In plane sight

From the window of my office I can watch the aircraft on final descent southwards into Sydney Airport. Our building lies directly under the flight path and I am in the box seat.
How many times have I been on one of those flights looking down upon my office? I have lost count.
My home lies on the opposite side of Sydney, but on some days and some nights the flight path changes. The planes now make their way down the Georges River valley, taking the East-West runway or curving northwards along the cliffs of the Royal National Park.
Both happened yesterday. During the day I watched shadowy apparitions of aircraft suddenly emerge from the grey cloud overheard, only for them to once more disappear into another.

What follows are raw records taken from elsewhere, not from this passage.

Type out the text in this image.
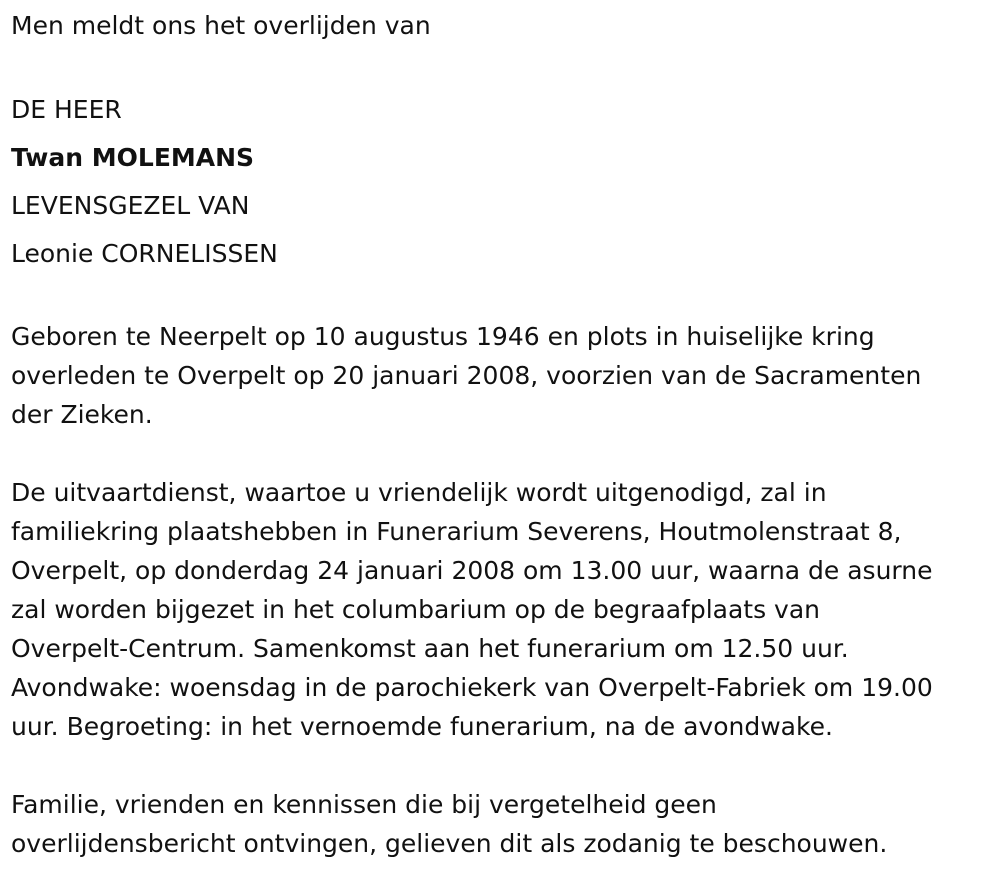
Men meldt ons het overlijden van
DE HEER
Twan MOLEMANS
LEVENSGEZEL VAN
Leonie CORNELISSEN
Geboren te Neerpelt op 10 augustus 1946 en plots in huiselijke kring
overleden te Overpelt op 20 januari 2008, voorzien van de Sacramenten
der Zieken.
De uitvaartdienst, waartoe u vriendelijk wordt uitgenodigd, zal in
familiekring plaatshebben in Funerarium Severens, Houtmolenstraat 8,
Overpelt, op donderdag 24 januari 2008 om 13.00 uur, waarna de asurne
zal worden bijgezet in het columbarium op de begraafplaats van
Overpelt-Centrum. Samenkomst aan het funerarium om 12.50 uur.
Avondwake: woensdag in de parochiekerk van Overpelt-Fabriek om 19.00
uur. Begroeting: in het vernoemde funerarium, na de avondwake.
Familie, vrienden en kennissen die bij vergetelheid geen
overlijdensbericht ontvingen, gelieven dit als zodanig te beschouwen.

I took a late night swim alone in our pool, cool, but soothing against the humid air. The pool and garden lights were on, a citronella tea light danced in its glass enclosure, orange against purple.
From the west a bright light would illuminate the clouds. Then the growl of the engines as they descended through the low cloud and along the river.
Sometimes I would hear other flights high above us, heading outwards to the northwest, to lands far away. Through breaks in the cloud I watched their lights flash and thought of the passengers trapped inside for a long uncomfortable night.
I am going through one of those phases where the thought of the flight is of less excitement than the destination. So I visualise other feelings, try to recapture the joy of the skies. 
I think of the passengers descending into Sydney Airport so late in the evening, emerging to find the shops closing, the airport getting ready to sleep. Do they want to hurry home or to their hotel. I’m sure they do.
And on those other flights heading out. I know what they are like all too well. Indeed our next bookings are overnighters to Japan. The impossibility of sleep, of watching videos through the night when even the worst movie can seem an artistic triumph to an addled brain. Of arriving so early the next morning and spending the day in a zombie daze until at last your hotel room is ready and you can catch the most delicious sleep there is.
Far better to be landing, but in that different country, where what I would like to be doing is close to what I am. A swim in a tropical pool, torch flames flickering. Even better, a hot grill with satay or yakitori nearby. Then the weary sleep after the long day. Yes, that is the fabric of dreams.